Socialist Party TD Mick Barry aptly described him as a good Taoiseach for the privileged few: “Varadkar has been a good Taoiseach for the wealthy and the upper echelons of the middle class but not for working people or for the poor,” he told the Dáil. “His legacy will be a housing crisis that went from bad to worse and a health crisis that is also worsening.”
Homelessness and hospital trolleys
When Varadkar first entered the office of Taoiseach, the numbers in emergency accommodation reached just under 4,400. Under Varadkar, that figure has more than tripled, standing at over 13,500 according to official statistics, with some figures estimating it to be much higher. This is despite unprecedented tax windfalls amounting to a €14 billion budget surplus and the Department of Housing underspending a billion euro of its budget.
On the other hand, developers, corporate landlords, and big businesses have made huge profits during this period. The trolley crisis, understaffing, and general underfunding only deepened when he took up the mantle as Taoiseach. In his first year in this position, 100,000 people were on hospital trolleys. In his final year, this number increased to 123,000.
A progressive Taoiseach?
Varadkar perhaps hoped the recent referendums would at least give him some sort of legacy as a social progressive – assisted by a craven media establishment promoting this myth. Instead, in a major blow to Vadakar’s position, the government totally undermined itself with vague and offensively neoliberal wordings, which were decisively rejected.

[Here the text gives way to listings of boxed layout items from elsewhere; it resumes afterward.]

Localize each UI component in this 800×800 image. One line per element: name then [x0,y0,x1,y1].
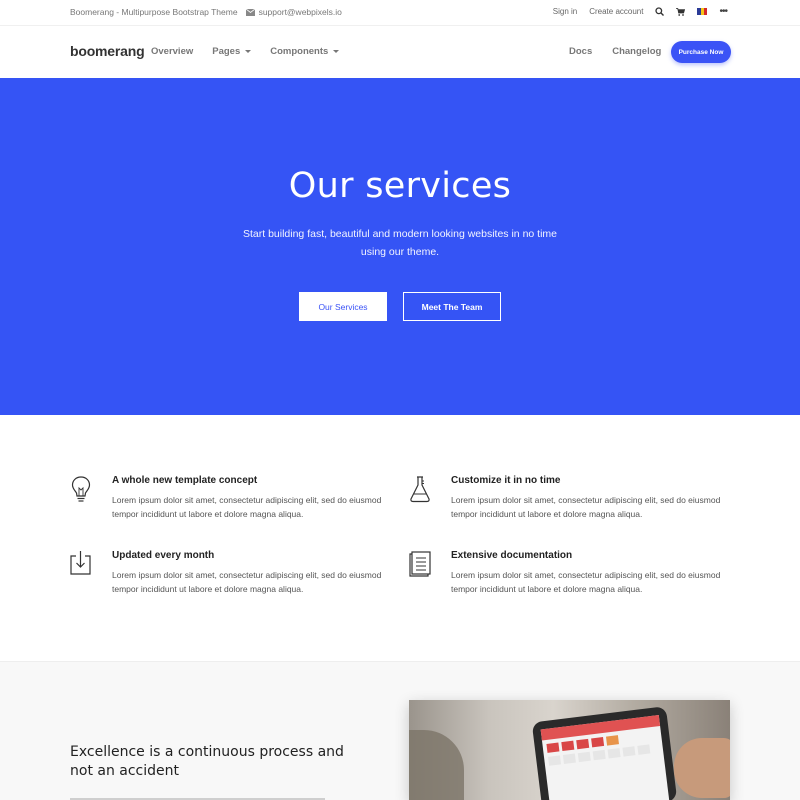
nav-item-overview[interactable]: Overview [151,46,193,57]
nav-right: Docs Changelog [569,46,661,57]
lightbulb-icon [71,476,91,502]
feature-title: Extensive documentation [451,550,573,561]
feature-text: Lorem ipsum dolor sit amet, consectetur … [451,495,721,519]
feature-title: A whole new template concept [112,475,258,486]
hero-section: Our services Start building fast, beauti… [0,78,800,415]
nav-item-label: Components [270,46,329,57]
sign-in-link[interactable]: Sign in [553,7,577,16]
download-icon [70,551,91,575]
top-bar-left: Boomerang - Multipurpose Bootstrap Theme… [70,7,342,17]
flag-icon[interactable] [697,8,708,15]
photo-tablet-screen [540,715,670,800]
top-bar: Boomerang - Multipurpose Bootstrap Theme… [0,0,800,26]
feature-title: Customize it in no time [451,475,561,486]
envelope-icon [245,8,255,16]
features-section: A whole new template concept Lorem ipsum… [0,415,800,661]
nav-menu: Overview Pages Components [151,46,340,57]
cart-icon[interactable] [676,7,686,16]
caret-down-icon [333,49,340,53]
support-email-text: support@webpixels.io [258,7,342,17]
caret-down-icon [245,49,252,53]
excellence-title: Excellence is a continuous process and n… [70,744,344,779]
photo-tablet [531,706,678,800]
tablet-photo [409,700,730,800]
site-title: Boomerang - Multipurpose Bootstrap Theme [70,7,238,17]
create-account-link[interactable]: Create account [589,7,643,16]
support-email[interactable]: support@webpixels.io [245,7,342,17]
feature-text: Lorem ipsum dolor sit amet, consectetur … [112,495,382,519]
hero-title: Our services [288,166,512,206]
changelog-link[interactable]: Changelog [612,46,661,57]
search-icon[interactable] [655,7,665,16]
nav-item-label: Overview [151,46,194,57]
excellence-section: Excellence is a continuous process and n… [0,661,800,800]
nav-item-pages[interactable]: Pages [212,46,252,57]
docs-link[interactable]: Docs [569,46,592,57]
photo-hand [674,738,730,798]
meet-the-team-button[interactable]: Meet The Team [403,292,501,321]
top-bar-right: Sign in Create account ••• [553,6,728,16]
our-services-button[interactable]: Our Services [299,292,387,321]
feature-title: Updated every month [112,550,215,561]
hero-subtitle: Start building fast, beautiful and moder… [242,228,557,258]
nav-item-label: Pages [212,46,241,57]
photo-arm [409,730,464,800]
purchase-button[interactable]: Purchase Now [671,41,731,63]
main-navbar: boomerang Overview Pages Components Docs… [0,26,800,78]
logo[interactable]: boomerang [70,43,145,59]
document-icon [409,551,431,577]
more-icon[interactable]: ••• [719,6,727,16]
feature-text: Lorem ipsum dolor sit amet, consectetur … [451,570,721,594]
feature-text: Lorem ipsum dolor sit amet, consectetur … [112,570,382,594]
flask-icon [410,476,430,503]
nav-item-components[interactable]: Components [270,46,340,57]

What about the Repealing of the Eighth Amendment? Socialist Party representative in Dublin West Ruth Coppinger described it thus: “Leo was chosen to be a fresh new face for Fine Gael, to win new progressive votes, particularly in urban areas. He tried to ride the wave of Repeal and Marriage Equality as a member of the LGBTQ+ community, but he did nothing to bring those things about. They were forced onto the agenda by popular grassroots movements of young people of women of LGBTQ+ people.”

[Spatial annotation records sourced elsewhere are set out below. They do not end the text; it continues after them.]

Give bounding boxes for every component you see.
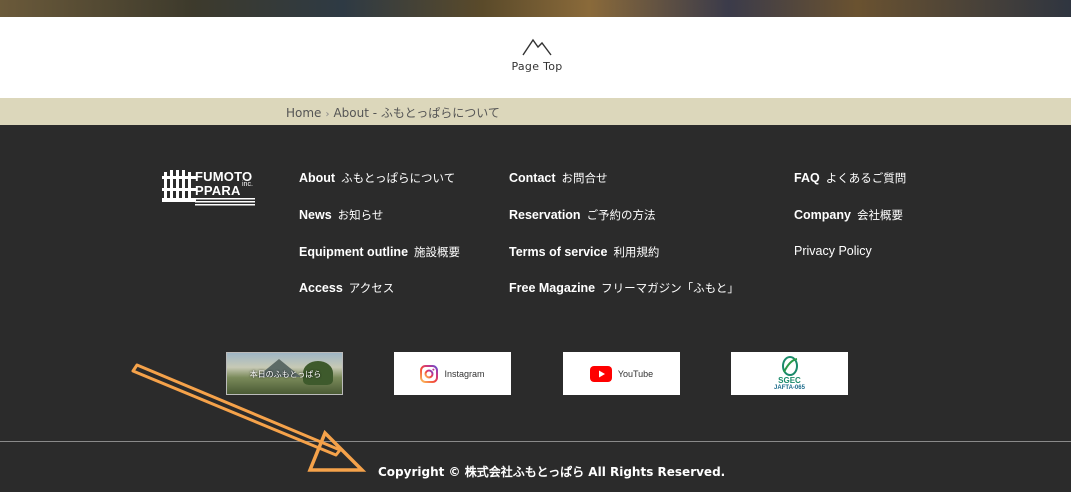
page-top-label: Page Top [511,60,563,73]
footer-link-label: News [299,208,332,222]
footer-link-label-ja: よくあるご質問 [825,171,907,185]
banner-sgec[interactable]: SGEC JAFTA-065 [731,352,848,395]
logo-inc: inc. [242,181,253,188]
footer-link-faq[interactable]: FAQ よくあるご質問 [794,170,906,186]
banner-label: YouTube [617,368,654,379]
fence-logo-icon [162,170,196,202]
footer-link-label: Contact [509,171,556,185]
company-logo[interactable]: FUMOTO PPARA inc. [162,168,258,208]
footer-link-label: Reservation [509,208,581,222]
youtube-icon [589,365,612,382]
banner-youtube[interactable]: YouTube [563,352,680,395]
sgec-label: SGEC [778,376,801,385]
footer-link-news[interactable]: News お知らせ [299,207,383,223]
footer-link-privacy[interactable]: Privacy Policy [794,244,872,258]
footer-link-label: Equipment outline [299,245,409,259]
footer-link-label-ja: フリーマガジン「ふもと」 [601,281,739,295]
footer-link-label: Access [299,281,343,295]
footer-link-reservation[interactable]: Reservation ご予約の方法 [509,207,656,223]
copyright-text: Copyright © 株式会社ふもとっぱら All Rights Reserv… [378,465,726,479]
sgec-code: JAFTA-065 [774,385,805,391]
footer-link-terms[interactable]: Terms of service 利用規約 [509,244,659,260]
footer-link-magazine[interactable]: Free Magazine フリーマガジン「ふもと」 [509,280,739,296]
page-top-button[interactable]: Page Top [497,37,577,81]
footer-link-label: About [299,171,336,185]
footer-link-label-ja: ご予約の方法 [586,208,656,222]
footer-link-access[interactable]: Access アクセス [299,280,394,296]
breadcrumb-separator: › [325,109,330,120]
footer-link-label-ja: 施設概要 [414,245,461,259]
footer-link-contact[interactable]: Contact お問合せ [509,170,608,186]
breadcrumb-current[interactable]: About - ふもとっぱらについて [333,106,499,120]
breadcrumb-home[interactable]: Home [286,106,321,120]
footer-link-label: Terms of service [509,245,608,259]
hero-image-strip [0,0,1071,17]
logo-text-line2: PPARA [195,183,241,198]
footer-link-label-ja: 利用規約 [613,245,660,259]
page-top-area: Page Top [0,17,1071,98]
footer-link-label-ja: ふもとっぱらについて [341,171,456,185]
banner-label: Instagram [444,368,485,379]
footer-divider [0,441,1071,442]
footer-link-label: Company [794,208,851,222]
banner-instagram[interactable]: Instagram [394,352,511,395]
breadcrumb: Home › About - ふもとっぱらについて [0,98,1071,125]
footer-link-company[interactable]: Company 会社概要 [794,207,903,223]
footer-link-label-ja: お問合せ [561,171,608,185]
footer-link-label-ja: アクセス [348,281,395,295]
mountain-icon [522,38,552,56]
logo-stripes [195,198,255,206]
footer-link-equipment[interactable]: Equipment outline 施設概要 [299,244,460,260]
footer-link-label-ja: 会社概要 [856,208,903,222]
footer-link-label-ja: お知らせ [337,208,384,222]
sgec-leaf-icon [782,356,798,376]
instagram-icon [420,364,439,383]
site-footer: FUMOTO PPARA inc. About ふもとっぱらについて News お知… [0,125,1071,492]
banner-today-fumotoppara[interactable]: 本日のふもとっぱら [226,352,343,395]
footer-link-label: FAQ [794,171,820,185]
banner-caption: 本日のふもとっぱら [249,370,322,379]
footer-link-label: Free Magazine [509,281,596,295]
footer-link-label: Privacy Policy [794,244,872,258]
footer-link-about[interactable]: About ふもとっぱらについて [299,170,455,186]
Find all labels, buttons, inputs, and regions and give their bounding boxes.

In fact, Varadkar was always a staunch opponent of social progress, going on the record to oppose abortion rights, marriage equality and adoption rights for gay couples, only changing these views when such rights were forced onto the agenda from the streets.
Urgent need for socialist alternative
Varadkar also leaves behind him a political landscape which has changed for the worse, particularly with a growing far right and Fine Gael increasingly adopting their rhetoric. The party of course has never been a friend of migrants, overseeing the inhumane direct provision system, and there are now around 1,400 homeless asylum seekers living on the streets. The twin crises of housing and cost of living have given oxygen to the far right to spew their hateful message while the government has allowed the situation to deteriorate, creating a vicious downward spiral.
Fine Gael has taken into its remit the right to choose a new Taoiseach, this at a time when the party is polling at a historic low of around 20%. If it thinks that Harris is the man for the job, they should put it to a vote. The government should dissolve, and there should be a general election now. We desperately need to build an alternative to their rule and the capitalist system that they have shaped in the last decade and a half.
This system has given us perennial housing and health crises, and is fermenting division, hate and fear in society. The urgency to build a socialist alternative is only becoming more pronounced. We need to ensure after the next election we have a powerful socialist bloc in the Dáil to assist working-class people in the vital struggle for fundamental change.